Kelly Shackelford, Liberty Institute’s chief counsel, says that while the arguments being made in Sossamon are in the context of the prisoner’s suit, the 5th Circuit’s opinion, if it stands, will apply across the board to religious groups as well as institutionalized persons.
“The ruling could do great harm to the protections for religious organizations, which were a huge part of the reason it [RLUIPA] was passed in the first place,” Shackelford says.
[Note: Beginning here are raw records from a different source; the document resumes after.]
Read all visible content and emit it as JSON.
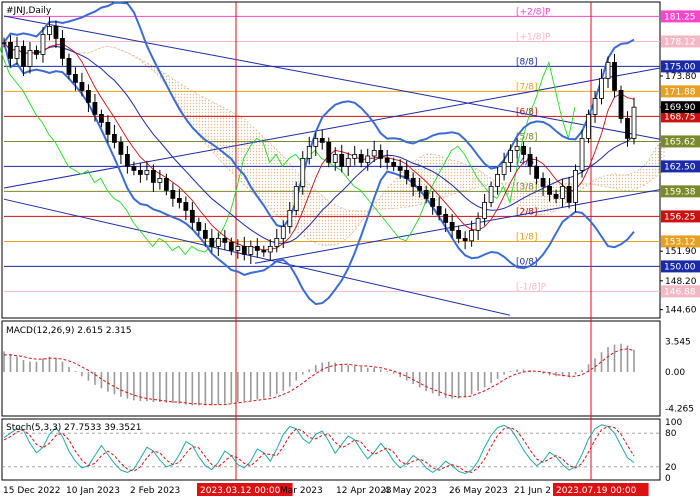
{
  "chart_data": {
    "type": "line",
    "symbol_title": "#JNJ,Daily",
    "x_labels": [
      "15 Dec 2022",
      "10 Jan 2023",
      "2 Feb 2023",
      "2023.03.12 00:00",
      "Mar 2023",
      "12 Apr 2023",
      "4 May 2023",
      "26 May 2023",
      "21 Jun 2",
      "2023.07.19 00:00"
    ],
    "price_axis": {
      "ylim": [
        143.8,
        182.8
      ],
      "ticks": [
        "173.80",
        "169.90",
        "165.62",
        "162.50",
        "159.38",
        "156.25",
        "153.12",
        "151.90",
        "150.00",
        "148.20",
        "146.88",
        "144.60"
      ]
    },
    "murrey_levels": [
      {
        "label": "[+2/8]P",
        "value": 181.25,
        "color": "#ff44cc"
      },
      {
        "label": "[+1/8]P",
        "value": 178.12,
        "color": "#f4b8c4"
      },
      {
        "label": "[8/8]",
        "value": 175.0,
        "color": "#1a2aa8"
      },
      {
        "label": "[7/8]",
        "value": 171.88,
        "color": "#e8a020"
      },
      {
        "label": "[6/8]",
        "value": 168.75,
        "color": "#cc1010"
      },
      {
        "label": "[5/8]",
        "value": 165.62,
        "color": "#7a8a2a"
      },
      {
        "label": "[4/8]",
        "value": 162.5,
        "color": "#1a2aa8"
      },
      {
        "label": "[3/8]",
        "value": 159.38,
        "color": "#7a8a2a"
      },
      {
        "label": "[2/8]",
        "value": 156.25,
        "color": "#cc1010"
      },
      {
        "label": "[1/8]",
        "value": 153.12,
        "color": "#e8a020"
      },
      {
        "label": "[0/8]",
        "value": 150.0,
        "color": "#1a2aa8"
      },
      {
        "label": "[-1/8]P",
        "value": 146.88,
        "color": "#f4b8c4"
      }
    ],
    "level_tags": [
      "181.25",
      "178.12",
      "175.00",
      "171.88",
      "168.75",
      "165.62",
      "162.50",
      "159.38",
      "156.25",
      "153.12",
      "150.00",
      "146.88"
    ],
    "last_price": "169.90",
    "price_series": [
      178,
      176,
      177.5,
      175,
      177,
      176.5,
      179,
      180,
      178.5,
      176,
      174,
      173,
      172,
      170.5,
      169,
      168,
      166.5,
      165.5,
      164,
      162.5,
      162,
      161.5,
      162,
      160.5,
      161,
      159.5,
      158.5,
      158,
      157,
      155.5,
      154.5,
      153.5,
      152.5,
      153.5,
      153,
      152,
      152.5,
      151.5,
      152.5,
      152,
      151.8,
      152.5,
      153.5,
      155,
      157,
      160,
      163.5,
      165,
      166,
      165.5,
      163,
      164,
      162.5,
      163.5,
      164,
      163,
      163.8,
      164.5,
      163.5,
      163,
      162.5,
      162,
      161,
      160,
      159.5,
      158.5,
      157.5,
      156.5,
      155.5,
      154.5,
      153.5,
      153.2,
      154.5,
      156,
      158,
      160,
      161.5,
      163,
      164.5,
      165,
      164,
      162.5,
      161,
      160,
      159,
      158.5,
      160,
      158,
      162,
      166,
      169,
      171,
      173.5,
      175.5,
      172,
      168.5,
      166,
      169.9
    ],
    "macd": {
      "label": "MACD(12,26,9) 2.615 2.315",
      "ticks": [
        "3.545",
        "0.00",
        "-4.265"
      ],
      "range": [
        -4.9,
        4.2
      ],
      "histogram": [
        2.4,
        2.1,
        1.8,
        1.4,
        1.2,
        1.2,
        1.6,
        1.8,
        1.6,
        1.2,
        0.6,
        0.1,
        -0.5,
        -1.0,
        -1.5,
        -1.9,
        -2.3,
        -2.6,
        -2.9,
        -3.1,
        -3.3,
        -3.4,
        -3.4,
        -3.5,
        -3.5,
        -3.6,
        -3.6,
        -3.7,
        -3.8,
        -3.9,
        -3.9,
        -3.9,
        -3.9,
        -3.8,
        -3.7,
        -3.6,
        -3.5,
        -3.4,
        -3.3,
        -3.2,
        -3.1,
        -2.9,
        -2.6,
        -2.2,
        -1.7,
        -1.0,
        -0.3,
        0.3,
        0.8,
        1.1,
        1.2,
        1.1,
        0.9,
        0.8,
        0.7,
        0.6,
        0.5,
        0.5,
        0.3,
        0.1,
        -0.2,
        -0.6,
        -1.0,
        -1.4,
        -1.8,
        -2.2,
        -2.5,
        -2.8,
        -3.0,
        -3.1,
        -3.1,
        -2.9,
        -2.6,
        -2.2,
        -1.8,
        -1.3,
        -0.8,
        -0.3,
        0.1,
        0.3,
        0.3,
        0.2,
        0.0,
        -0.2,
        -0.4,
        -0.5,
        -0.5,
        -0.6,
        -0.3,
        0.2,
        0.9,
        1.6,
        2.3,
        2.9,
        3.2,
        3.3,
        3.1,
        2.6
      ],
      "signal": [
        2.0,
        2.0,
        1.9,
        1.8,
        1.6,
        1.5,
        1.5,
        1.6,
        1.6,
        1.5,
        1.3,
        1.0,
        0.6,
        0.2,
        -0.3,
        -0.8,
        -1.3,
        -1.7,
        -2.1,
        -2.4,
        -2.7,
        -2.9,
        -3.1,
        -3.2,
        -3.3,
        -3.4,
        -3.5,
        -3.5,
        -3.6,
        -3.7,
        -3.7,
        -3.8,
        -3.8,
        -3.8,
        -3.8,
        -3.7,
        -3.6,
        -3.5,
        -3.4,
        -3.3,
        -3.2,
        -3.1,
        -2.9,
        -2.6,
        -2.3,
        -1.8,
        -1.3,
        -0.7,
        -0.2,
        0.3,
        0.6,
        0.8,
        0.9,
        0.9,
        0.8,
        0.7,
        0.7,
        0.6,
        0.5,
        0.3,
        0.1,
        -0.2,
        -0.5,
        -0.9,
        -1.3,
        -1.7,
        -2.0,
        -2.3,
        -2.6,
        -2.8,
        -2.9,
        -2.9,
        -2.8,
        -2.5,
        -2.2,
        -1.8,
        -1.4,
        -0.9,
        -0.5,
        -0.2,
        0.0,
        0.1,
        0.1,
        0.0,
        -0.1,
        -0.3,
        -0.4,
        -0.5,
        -0.5,
        -0.3,
        0.1,
        0.6,
        1.2,
        1.8,
        2.3,
        2.6,
        2.7,
        2.5
      ]
    },
    "stoch": {
      "label": "Stoch(5,3,3) 27.7533 39.3521",
      "ticks": [
        "100",
        "80",
        "20",
        "0"
      ],
      "range": [
        0,
        100
      ],
      "main": [
        72,
        80,
        88,
        85,
        62,
        45,
        55,
        78,
        90,
        74,
        48,
        30,
        18,
        22,
        40,
        58,
        42,
        26,
        14,
        10,
        16,
        35,
        55,
        48,
        32,
        20,
        24,
        42,
        65,
        58,
        38,
        22,
        15,
        28,
        48,
        40,
        24,
        18,
        30,
        52,
        45,
        30,
        52,
        78,
        92,
        88,
        70,
        62,
        78,
        84,
        66,
        44,
        60,
        75,
        68,
        50,
        34,
        46,
        62,
        48,
        30,
        18,
        26,
        40,
        32,
        18,
        10,
        18,
        30,
        22,
        12,
        8,
        14,
        30,
        55,
        76,
        90,
        94,
        88,
        70,
        50,
        34,
        22,
        30,
        46,
        38,
        24,
        14,
        20,
        42,
        70,
        88,
        95,
        92,
        80,
        58,
        36,
        27.75
      ],
      "signal": [
        68,
        74,
        82,
        86,
        76,
        60,
        54,
        62,
        76,
        80,
        68,
        48,
        32,
        22,
        26,
        40,
        48,
        40,
        26,
        16,
        12,
        20,
        36,
        48,
        45,
        32,
        24,
        28,
        44,
        56,
        54,
        38,
        24,
        20,
        30,
        40,
        36,
        26,
        22,
        32,
        44,
        42,
        40,
        56,
        76,
        88,
        84,
        72,
        70,
        76,
        78,
        64,
        54,
        60,
        68,
        64,
        50,
        42,
        48,
        54,
        46,
        30,
        24,
        30,
        34,
        28,
        18,
        14,
        20,
        24,
        20,
        12,
        10,
        18,
        34,
        56,
        76,
        88,
        90,
        84,
        68,
        50,
        34,
        28,
        34,
        40,
        34,
        22,
        18,
        26,
        46,
        68,
        86,
        92,
        90,
        78,
        58,
        39.35
      ]
    },
    "grid": false,
    "legend": "top-left",
    "colors": {
      "background": "#ffffff",
      "bollinger": "#3a6cd8",
      "ichimoku_cloud": "#e8b894",
      "chikou": "#22dd22",
      "regression": "#1a2aa8",
      "macd_hist": "#999999",
      "macd_signal": "#dd1111",
      "stoch_main": "#22aaaa",
      "stoch_signal": "#dd1111",
      "marker_date": "#dd1111"
    }
  }
}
He says, “The law’s not very useful if you can’t get damages.”
But University of Texas School of Law professor emeritus Doug Laycock, a religious liberty scholar, says he is not optimistic that the Supreme Court will rule that an individual can sue a state or state officials for monetary damages.
“It’s a tough sell on this court,” says Laycock, now a professor at the University of Virginia School of Law.
Laycock says that for the past 35 years, there continuously has been a 5-4 split on the high court in support of the states’ immunity from suits for damages. “Sovereign immunity is like an article of faith for the five conservatives on the court,” he says.